München – Die Betroffenen von Missbrauch in Bayern sind ihrem Ziel von einem bayernweiten Aufarbeitungsgesetz einen wichtigen Schritt nähergekommen. Gestern wurde im Landtag in seltener Einigkeit über Fraktionsgrenzen hinweg die entsprechende Petition hoch gelobt. Einstimmig wurde die Eingabe zurück ans Sozialministerium verwiesen, das in einer Stellungnahme die Einführung bayernweiter Strukturen noch abgelehnt hatte. Bis zum Oktober soll nun das Ministerium die Petition genau daraufhin prüfen, was von den Forderungen umgesetzt werden kann. Wobei CSU, SPD, Freie Wähler und Grüne ihre klare Sympathie mit den Forderungen der Opfer von Gewalt zeigten. „Wir unterstützen die Petition mit voller Überzeugung“, sagte Thomas Huber (CSU), stellvertretender Vorsitzender des Sozialausschusses. „Wir wollen den Betroffenen helfen – wir wollen nicht Täterorganisationen schützen.“
„Es ist ein wirklich großer Erfolg für uns Betroffene, dass die Mitglieder des Petitionsausschusses einstimmig unsere Petition gewürdigt haben.“ Richard Kick, Sprecher des unabhängigen Betroffenenbeirats im Erzbistum München und Freising, strahlt förmlich nach der Abstimmung. Zusammen mit seinen Mitstreitern kämpft er dafür, dass bayernweit sexueller Missbrauch und Gewalt nach denselben Standards aufgearbeitet werden – und zwar nicht nur in der Kirche, sondern auch im Sport und allen Bereichen, in denen sich Gewalt ereignet. Es solle eine landesweite unabhängige Aufarbeitungskommission eingesetzt werden, es brauche einen Betroffenenrat und einen Landesbeauftragten. Seit Jahren kämpfen die Betroffenen für eine unabhängige Aufarbeitung mit dem Argument, dass nicht die Täterorganisationen das leisten könnten. „Vielen Dank dafür, dass Sie das Herz am rechten Fleck haben“, sagte Kick zu den Abgeordneten.

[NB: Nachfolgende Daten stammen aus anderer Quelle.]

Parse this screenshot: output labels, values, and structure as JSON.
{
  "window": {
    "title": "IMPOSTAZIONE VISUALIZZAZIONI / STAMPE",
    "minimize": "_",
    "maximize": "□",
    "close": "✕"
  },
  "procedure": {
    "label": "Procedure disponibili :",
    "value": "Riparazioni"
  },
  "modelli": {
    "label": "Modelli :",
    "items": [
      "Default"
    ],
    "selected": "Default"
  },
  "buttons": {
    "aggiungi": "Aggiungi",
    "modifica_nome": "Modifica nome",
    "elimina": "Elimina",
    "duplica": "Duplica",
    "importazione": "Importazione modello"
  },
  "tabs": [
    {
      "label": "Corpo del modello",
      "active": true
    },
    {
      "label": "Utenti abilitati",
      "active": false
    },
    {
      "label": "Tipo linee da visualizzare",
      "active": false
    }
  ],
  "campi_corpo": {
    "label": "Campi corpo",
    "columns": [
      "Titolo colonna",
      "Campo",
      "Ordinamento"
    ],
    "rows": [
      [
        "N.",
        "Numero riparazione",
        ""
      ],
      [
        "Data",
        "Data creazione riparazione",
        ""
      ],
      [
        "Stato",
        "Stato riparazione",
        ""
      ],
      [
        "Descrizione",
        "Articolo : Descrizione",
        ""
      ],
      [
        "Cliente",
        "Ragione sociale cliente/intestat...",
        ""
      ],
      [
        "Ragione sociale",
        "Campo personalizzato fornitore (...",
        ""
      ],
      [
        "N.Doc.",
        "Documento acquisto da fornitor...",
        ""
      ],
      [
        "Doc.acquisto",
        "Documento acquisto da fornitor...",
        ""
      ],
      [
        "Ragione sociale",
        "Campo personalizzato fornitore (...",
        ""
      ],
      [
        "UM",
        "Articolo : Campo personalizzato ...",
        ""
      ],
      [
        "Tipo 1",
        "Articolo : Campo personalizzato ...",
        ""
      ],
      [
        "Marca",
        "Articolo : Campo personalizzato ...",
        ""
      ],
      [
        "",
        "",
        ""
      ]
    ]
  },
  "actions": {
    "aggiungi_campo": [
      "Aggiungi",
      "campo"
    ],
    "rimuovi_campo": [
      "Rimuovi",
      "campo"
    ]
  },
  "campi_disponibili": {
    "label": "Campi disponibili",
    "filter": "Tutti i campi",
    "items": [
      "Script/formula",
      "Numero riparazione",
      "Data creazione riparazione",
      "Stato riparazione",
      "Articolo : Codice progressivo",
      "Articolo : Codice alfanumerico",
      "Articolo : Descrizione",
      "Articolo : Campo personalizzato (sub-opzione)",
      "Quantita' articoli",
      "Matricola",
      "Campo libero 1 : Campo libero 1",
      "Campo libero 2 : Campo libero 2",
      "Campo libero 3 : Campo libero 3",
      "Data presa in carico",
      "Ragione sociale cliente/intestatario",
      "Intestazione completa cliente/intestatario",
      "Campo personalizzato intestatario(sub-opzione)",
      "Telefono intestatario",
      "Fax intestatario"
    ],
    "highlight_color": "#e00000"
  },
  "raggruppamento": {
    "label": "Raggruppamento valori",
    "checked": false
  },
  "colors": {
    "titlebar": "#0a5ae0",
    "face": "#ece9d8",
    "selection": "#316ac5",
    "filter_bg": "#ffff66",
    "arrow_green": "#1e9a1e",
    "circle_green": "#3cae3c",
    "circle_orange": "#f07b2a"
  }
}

Gabriele Triebel von den Grünen, die seit Jahren das Thema begleitet, freute sich über die fraktionsübergreifende Einigkeit. „Wir sind es den Betroffenen schuldig, dass wir unabhängig aufarbeiten“, sagte sie. Der Staat müsse seiner Wächterfunktion nachkommen. Julian Preidl (Freie Wähler) bekräftigte, dass die Staatsregierung das Vorhaben der Missbrauchsbetroffenen unterstütze: „Gerechtigkeit beginnt dort, wo nicht mehr die Opfer sich erklären müssen, sondern die Täter.“ Die lange Dauer der Aufarbeitungsprozesse schade dem gesellschaftlichen Zusammenhalt.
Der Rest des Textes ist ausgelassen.